Seidl: Furlough decision tough but inevitable

Michelle Foster
McLaren chassis 2020

McLaren chassis 2020

McLaren team boss Andreas Seidl says telling his staff they were going to have to take pay cuts was extremely difficult but “inevitable”.

McLaren was the first of the UK-based Formula 1 teams to announce that it had take up the government’s initiative to pay 80 percent of the wages of staff placed on furlough.

The team put an unnamed number of staff on extended leave and reduced the wages of those still working while senior management and the drivers took pay cuts.

Seidl says it was a difficult call but one that had to be made.

He told “Because there is nothing clear yet and it is impossible to measure what the financial impact of this crisis will be.

“We do not even know when we will be able to race again or with what income we will have this year, so we’ve made this decision to protect the team and our employees as well, to be in the best possible situation when you can get back to business.”

He added that it was very hard for him to “communicate to our employees that we were going to do a partial strike and they were going to earn less money, but it was inevitable.”

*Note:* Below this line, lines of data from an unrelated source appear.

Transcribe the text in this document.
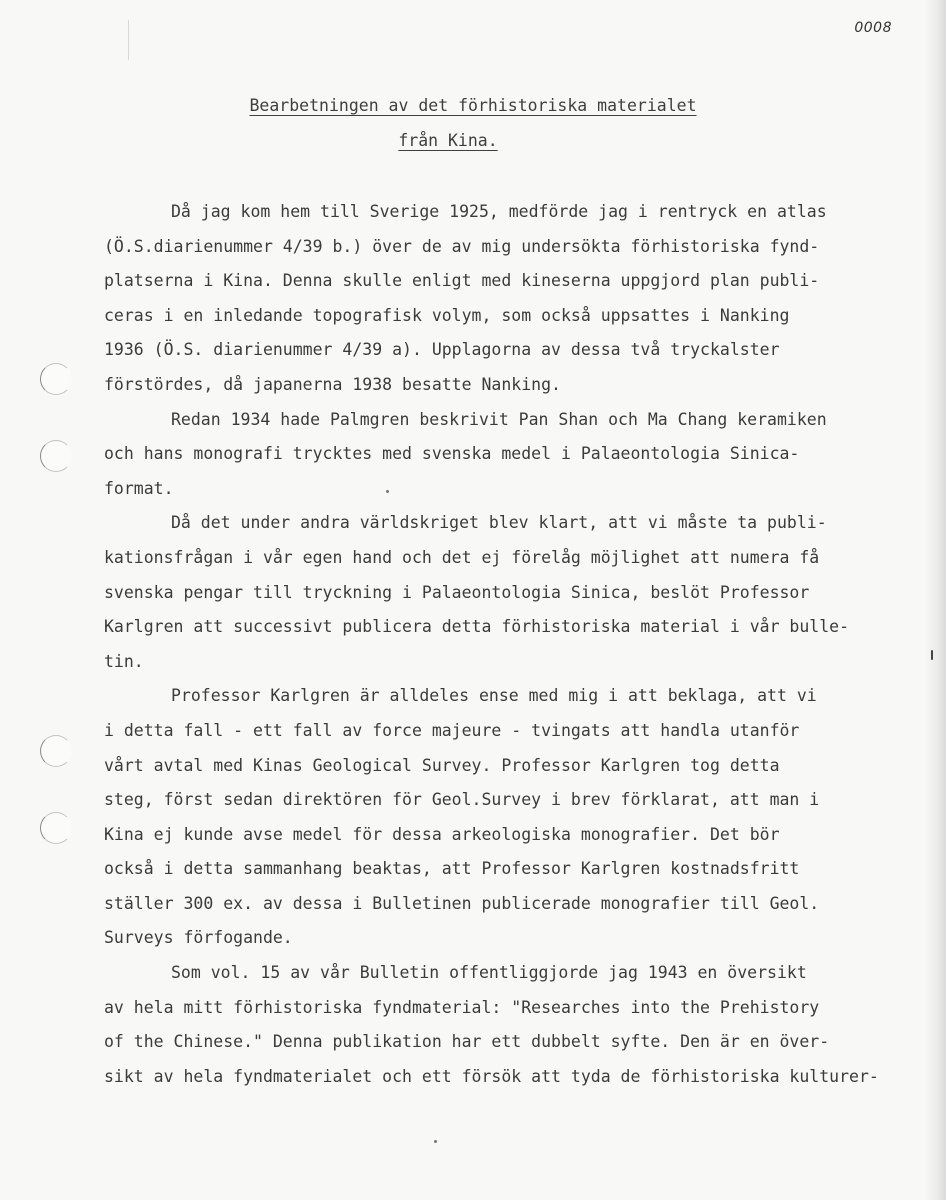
0008
Bearbetningen av det förhistoriska materialet
från Kina.
Då jag kom hem till Sverige 1925, medförde jag i rentryck en atlas
(Ö.S.diarienummer 4/39 b.) över de av mig undersökta förhistoriska fynd-
platserna i Kina. Denna skulle enligt med kineserna uppgjord plan publi-
ceras i en inledande topografisk volym, som också uppsattes i Nanking
1936 (Ö.S. diarienummer 4/39 a). Upplagorna av dessa två tryckalster
förstördes, då japanerna 1938 besatte Nanking.
Redan 1934 hade Palmgren beskrivit Pan Shan och Ma Chang keramiken
och hans monografi trycktes med svenska medel i Palaeontologia Sinica-
format.
Då det under andra världskriget blev klart, att vi måste ta publi-
kationsfrågan i vår egen hand och det ej förelåg möjlighet att numera få
svenska pengar till tryckning i Palaeontologia Sinica, beslöt Professor
Karlgren att successivt publicera detta förhistoriska material i vår bulle-
tin.
Professor Karlgren är alldeles ense med mig i att beklaga, att vi
i detta fall - ett fall av force majeure - tvingats att handla utanför
vårt avtal med Kinas Geological Survey. Professor Karlgren tog detta
steg, först sedan direktören för Geol.Survey i brev förklarat, att man i
Kina ej kunde avse medel för dessa arkeologiska monografier. Det bör
också i detta sammanhang beaktas, att Professor Karlgren kostnadsfritt
ställer 300 ex. av dessa i Bulletinen publicerade monografier till Geol.
Surveys förfogande.
Som vol. 15 av vår Bulletin offentliggjorde jag 1943 en översikt
av hela mitt förhistoriska fyndmaterial: "Researches into the Prehistory
of the Chinese." Denna publikation har ett dubbelt syfte. Den är en över-
sikt av hela fyndmaterialet och ett försök att tyda de förhistoriska kulturer-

AlphaTauri team boss Franz Tost estimates the teams are losing about “$1.5 to $2m” for every race not run.

At present that number sits at nine with France expected to bring that to ten. Eight of those races are hoping to find a place on a revised calendar with only Australia and Monaco officially cancelled.

Sediedl added: “Most of the funding for our teams comes from income from the races, so we must put in place all possible measures to weather this crisis.

“We have reduced wages, we have employees at ERTE and, thanks to the agreement with the FIA ​​and other teams, the factory stopped.”